どうも、旅するおやじ旅生です。
年末年始に高千穂や宮崎市周辺を旅してから、俄然、神話や古代史に興味がわきました。
最近読んでいるのが、40年ほど前に出版された「日本史探訪 古代王国の謎」。邪馬台国、近江王朝、出雲王国などが当時の考古学者や評論家らの対談という形で描かれています。ちなみに松本清張や角川源義も論陣を張っています。ほぼ全員が明治、大正生まれ。
最後の章に出てくるのが磐井の乱です。
ちなみにWikipedia先生によると…。
磐井の乱(いわいのらん)は、527年(継体21年)に朝鮮半島南部へ出兵しようとした近江毛野率いるヤマト王権軍の進軍を筑紫君磐井(『日本書紀』は筑紫国造だったとする)がはばみ、翌528年(継体22年)11月、物部麁鹿火によって鎮圧された反乱、または王権間の戦争。
日本史の教科書に磐井の乱が出てきたのはよく覚えていますが、どんな歴史的意味があったのか、いつ頃の出来事だったのか、ほとんど忘れていました。というかほとんど興味がありませんでした。
ただ古代史の知識がわずかながら増えるにつれ、「磐井ってすごくないか。地元九州勢としては知っておかねば」という思いが強まりました。で、この本の中で「磐井の墓=福岡県八女市の岩戸山古墳」と知り、早速、出向きました。
場所は八女市の北の端、国道3号線のすぐ横。これまで何度となく通り過ぎた場所でした。国道から見るとただの小さな丘にしか見えませんが、九州最大の前方後円墳なのです。
駐車場から2、3分歩くと四角い芝生広場。
実はここは「別区」と呼ばれるエリア。円墳部分に接する場所に位置しています。筑後国風土記に記された磐井の墓にはこの別区のことが記されて、状況が合致したことから、この古墳が磐井の墓とわかったそうです。

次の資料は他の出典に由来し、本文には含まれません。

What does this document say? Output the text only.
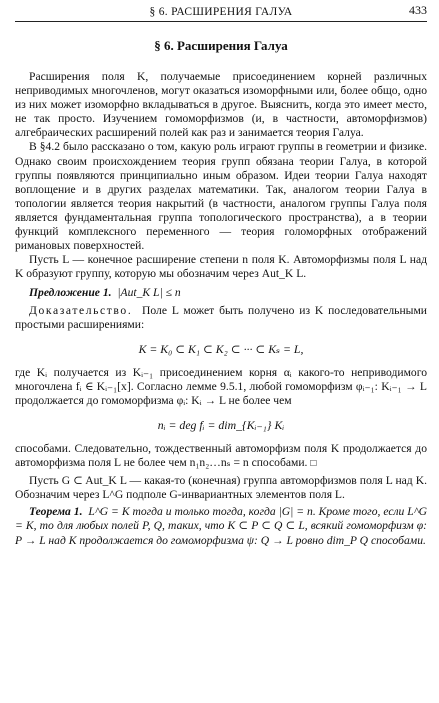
§ 6. РАСШИРЕНИЯ ГАЛУА	433
§ 6. Расширения Галуа

Расширения поля K, получаемые присоединением корней различных неприводимых многочленов, могут оказаться изоморфными или, более общо, одно из них может изоморфно вкладываться в другое. Выяснить, когда это имеет место, не так просто. Изучением гомоморфизмов (и, в частности, автоморфизмов) алгебраических расширений полей как раз и занимается теория Галуа.

В §4.2 было рассказано о том, какую роль играют группы в геометрии и физике. Однако своим происхождением теория групп обязана теории Галуа, в которой группы появляются принципиально иным образом. Идеи теории Галуа находят воплощение и в других разделах математики. Так, аналогом теории Галуа в топологии является теория накрытий (в частности, аналогом группы Галуа поля является фундаментальная группа топологического пространства), а в теории функций комплексного переменного — теория голоморфных отображений римановых поверхностей.

Пусть L — конечное расширение степени n поля K. Автоморфизмы поля L над K образуют группу, которую мы обозначим через Aut_K L.

Предложение 1. |Aut_K L| ≤ n

Доказательство. Поле L может быть получено из K последовательными простыми расширениями:

K = K₀ ⊂ K₁ ⊂ K₂ ⊂ ··· ⊂ Kₛ = L,

где Kᵢ получается из Kᵢ₋₁ присоединением корня αᵢ какого-то неприводимого многочлена fᵢ ∈ Kᵢ₋₁[x]. Согласно лемме 9.5.1, любой гомоморфизм φᵢ₋₁: Kᵢ₋₁ → L продолжается до гомоморфизма φᵢ: Kᵢ → L не более чем

nᵢ = deg fᵢ = dim_{Kᵢ₋₁} Kᵢ

способами. Следовательно, тождественный автоморфизм поля K продолжается до автоморфизма поля L не более чем n₁n₂…nₛ = n способами. □

Пусть G ⊂ Aut_K L — какая-то (конечная) группа автоморфизмов поля L над K. Обозначим через L^G подполе G-инвариантных элементов поля L.

Теорема 1. L^G = K тогда и только тогда, когда |G| = n. Кроме того, если L^G = K, то для любых полей P, Q, таких, что K ⊂ P ⊂ Q ⊂ L, всякий гомоморфизм φ: P → L над K продолжается до гомоморфизма ψ: Q → L ровно dim_P Q способами.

だれの墓なのか特定された古墳は全国でも珍しいとされています。
別区には、下の写真のような石人が昔から並んでいたとか。奴凧みたいな可愛らしさが漂いますが、どこか怖くもあります。おそらくは戦士を模したものでしょう。実物は大切に保存されており、これはそっくりに復元したもの。
石人を別区の反対側から撮影しました。別区の説明板も撮りました。
古墳は神社の境内地のようになっています。前方後円墳の上にも上がれるので、実際に上がりました。狭い石段を10メートルも上がれば頂上。社や碑がたち、常緑樹がうっそうとして、だいぶ蚊に刺されました。
古墳の周囲は公園化されていて資料館もあるのですが、コロナの影響で5月末日まで休館。ざんねん。ぜひまた訪れたい。
磐井は外交力があり、当時大和朝廷と対立していた新羅と通じていたとか。朝鮮半島に出兵しようとした大和朝廷軍を新羅の要請で北九州において阻止した、ということのようです。
磐井は肥後、肥前、豊前、豊後の協力も受けて戦うも敗戦。しかし磐井の一族は全滅させられたわけではなく、その子孫はその後も八女市一帯を治めたようなのです。
それにしても驚かされるのは、当時の日本人の行動範囲の広さ。航海術や道路整備は、まだまだ原始的なレベルと思いがちですが、実際は違ったのかもしれません。
古代の日本の国力、旅生にはなかなか見えません。それだけに学びの喜びも大きい感じがします。
この辺りは熊襲征伐に来た景行天皇が雲仙の山並みを見て「あの山塊は島なのか、それとも地続きなのか」と疑問を呈した地と伝えられています。
確かにこの辺り、絶景の地です。有明海一帯で一番ではないかと思います。長崎も佐賀も福岡も熊本もすべて見渡せるし。